Wasserschäden und ihre Spätfolgen
Die frühzeitige Bestandsaufnahme durch einen Sachverständigen schafft nach einem Wasserschaden Klarheit über das tatsächliche Schadensbild und beugt Folgeschäden vor. Andernfalls drohen große gesundheitliche Risiken durch Schimmel und Bakterien, aber auch Probleme mit der Versicherung und hohe finanzielle Belastungen.Die Schadensregulierung der meisten Versicherungen ist im Regelfall kostenoptimiert, die objektive Begutachtung hingegen immer gesundheitsoptimiert. Alle möglichen Risiken für die Gesundheit der Bewohner sollten dabei erkannt werden, sodass sich die Sanierung daran orientieren kann. "Wenn dieser Aspekt nicht von Beginn an angemessen berücksichtigt wird, dann kommt später häufig ein böses Erwachen: Die erste Sanierung war für die Katz, doch die Versicherung übernimmt nicht eine erneute Instandsetzung."

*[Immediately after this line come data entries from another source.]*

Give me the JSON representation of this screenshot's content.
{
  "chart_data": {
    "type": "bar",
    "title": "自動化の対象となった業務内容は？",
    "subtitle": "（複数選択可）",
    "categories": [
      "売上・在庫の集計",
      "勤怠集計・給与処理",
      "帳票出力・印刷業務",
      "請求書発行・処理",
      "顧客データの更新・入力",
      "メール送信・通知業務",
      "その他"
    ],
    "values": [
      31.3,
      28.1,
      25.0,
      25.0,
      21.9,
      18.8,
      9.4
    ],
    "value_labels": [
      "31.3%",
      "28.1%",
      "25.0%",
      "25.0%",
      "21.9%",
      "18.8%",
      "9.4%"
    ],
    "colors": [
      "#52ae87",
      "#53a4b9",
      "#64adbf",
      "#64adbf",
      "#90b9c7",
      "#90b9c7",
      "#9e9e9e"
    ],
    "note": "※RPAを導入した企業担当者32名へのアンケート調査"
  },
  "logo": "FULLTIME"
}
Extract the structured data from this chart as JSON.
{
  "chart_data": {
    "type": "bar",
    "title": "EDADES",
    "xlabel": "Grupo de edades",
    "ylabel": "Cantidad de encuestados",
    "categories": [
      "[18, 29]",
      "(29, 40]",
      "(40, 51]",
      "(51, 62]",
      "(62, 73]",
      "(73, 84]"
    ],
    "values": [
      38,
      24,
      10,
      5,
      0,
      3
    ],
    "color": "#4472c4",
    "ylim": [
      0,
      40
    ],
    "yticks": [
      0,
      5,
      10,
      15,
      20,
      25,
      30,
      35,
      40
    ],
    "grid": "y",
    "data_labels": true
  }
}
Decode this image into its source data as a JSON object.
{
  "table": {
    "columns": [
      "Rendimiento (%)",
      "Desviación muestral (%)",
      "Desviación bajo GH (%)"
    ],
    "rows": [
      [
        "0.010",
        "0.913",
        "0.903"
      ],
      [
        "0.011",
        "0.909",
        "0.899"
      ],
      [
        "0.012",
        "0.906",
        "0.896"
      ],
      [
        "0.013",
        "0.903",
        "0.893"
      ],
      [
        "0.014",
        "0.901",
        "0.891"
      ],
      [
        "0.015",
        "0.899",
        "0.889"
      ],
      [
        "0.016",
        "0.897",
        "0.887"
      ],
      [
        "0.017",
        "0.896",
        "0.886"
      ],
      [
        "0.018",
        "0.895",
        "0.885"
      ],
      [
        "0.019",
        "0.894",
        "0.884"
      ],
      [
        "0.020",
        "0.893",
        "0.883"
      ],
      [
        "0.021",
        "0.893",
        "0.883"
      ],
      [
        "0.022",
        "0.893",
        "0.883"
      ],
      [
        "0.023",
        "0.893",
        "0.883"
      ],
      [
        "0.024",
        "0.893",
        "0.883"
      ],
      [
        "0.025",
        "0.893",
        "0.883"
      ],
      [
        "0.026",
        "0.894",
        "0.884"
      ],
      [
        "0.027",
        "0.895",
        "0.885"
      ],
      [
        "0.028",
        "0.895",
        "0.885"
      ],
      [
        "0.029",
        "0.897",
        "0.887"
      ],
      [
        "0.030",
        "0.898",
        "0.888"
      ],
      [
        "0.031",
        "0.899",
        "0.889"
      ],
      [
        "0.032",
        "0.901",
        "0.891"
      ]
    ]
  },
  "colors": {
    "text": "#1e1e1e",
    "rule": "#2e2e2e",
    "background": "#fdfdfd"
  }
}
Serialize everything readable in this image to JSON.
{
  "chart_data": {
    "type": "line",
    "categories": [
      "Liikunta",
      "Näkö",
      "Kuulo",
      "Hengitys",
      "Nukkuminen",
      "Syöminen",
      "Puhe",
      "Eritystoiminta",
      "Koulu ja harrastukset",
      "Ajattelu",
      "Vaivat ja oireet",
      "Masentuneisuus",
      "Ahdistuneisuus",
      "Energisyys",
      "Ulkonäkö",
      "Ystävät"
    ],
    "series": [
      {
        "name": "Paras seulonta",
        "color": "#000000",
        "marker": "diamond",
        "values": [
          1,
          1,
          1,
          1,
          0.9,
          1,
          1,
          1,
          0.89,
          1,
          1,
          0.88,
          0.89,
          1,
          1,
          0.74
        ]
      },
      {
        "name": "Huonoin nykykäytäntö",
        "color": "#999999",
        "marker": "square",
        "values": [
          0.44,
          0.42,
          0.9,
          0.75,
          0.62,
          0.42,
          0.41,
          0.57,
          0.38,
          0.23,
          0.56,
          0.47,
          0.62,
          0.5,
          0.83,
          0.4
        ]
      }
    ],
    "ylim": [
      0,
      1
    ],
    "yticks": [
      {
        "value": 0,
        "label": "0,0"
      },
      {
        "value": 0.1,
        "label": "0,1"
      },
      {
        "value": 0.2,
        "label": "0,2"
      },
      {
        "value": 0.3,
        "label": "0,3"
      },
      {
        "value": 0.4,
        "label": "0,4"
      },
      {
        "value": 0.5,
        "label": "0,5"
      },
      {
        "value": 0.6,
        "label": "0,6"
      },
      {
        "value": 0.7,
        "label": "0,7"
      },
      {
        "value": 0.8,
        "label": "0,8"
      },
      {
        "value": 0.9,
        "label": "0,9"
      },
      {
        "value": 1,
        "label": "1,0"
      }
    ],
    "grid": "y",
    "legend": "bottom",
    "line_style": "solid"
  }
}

Gesundheitsrisiken für Laien kaum zu erkennen
Das wirkliche Ausmaß der Gesundheits- Gefährdung von Wasserschäden kann nur der Fachmann richtig einschätzen. Gegebenenfalls entnimmt er Proben von Baumaterialien, Einrichtungsgegenständen und aus der Raumluft und analysiert sie im Labor. Das Ergebnis der Untersuchungen gibt Auskunft über die Art und den Umfang der Belastung. Warm- und Heizungswasserschäden erfordern dabei besondere Aufmerksamkeit. Durch die Feuchtigkeit und Temperaturen von 40 bis 50 Grad Celsius finden gefährliche Schimmelpilzarten ideale Wachstumsbedingungen. Gerade für Immungeschwächte Menschen kann dies lebensbedrohlich werden. Doch auch die Bakterienbelastung nach einem Abwasserschaden kann deutliche Gesundheitsrisiken bergen. Ob Schimmelpilz- oder Bakterienbelastung – für die Bewohner sind sie meist nicht wahrnehmbar oder werden erst zu spät als krankheitsauslösende Faktoren erkannt.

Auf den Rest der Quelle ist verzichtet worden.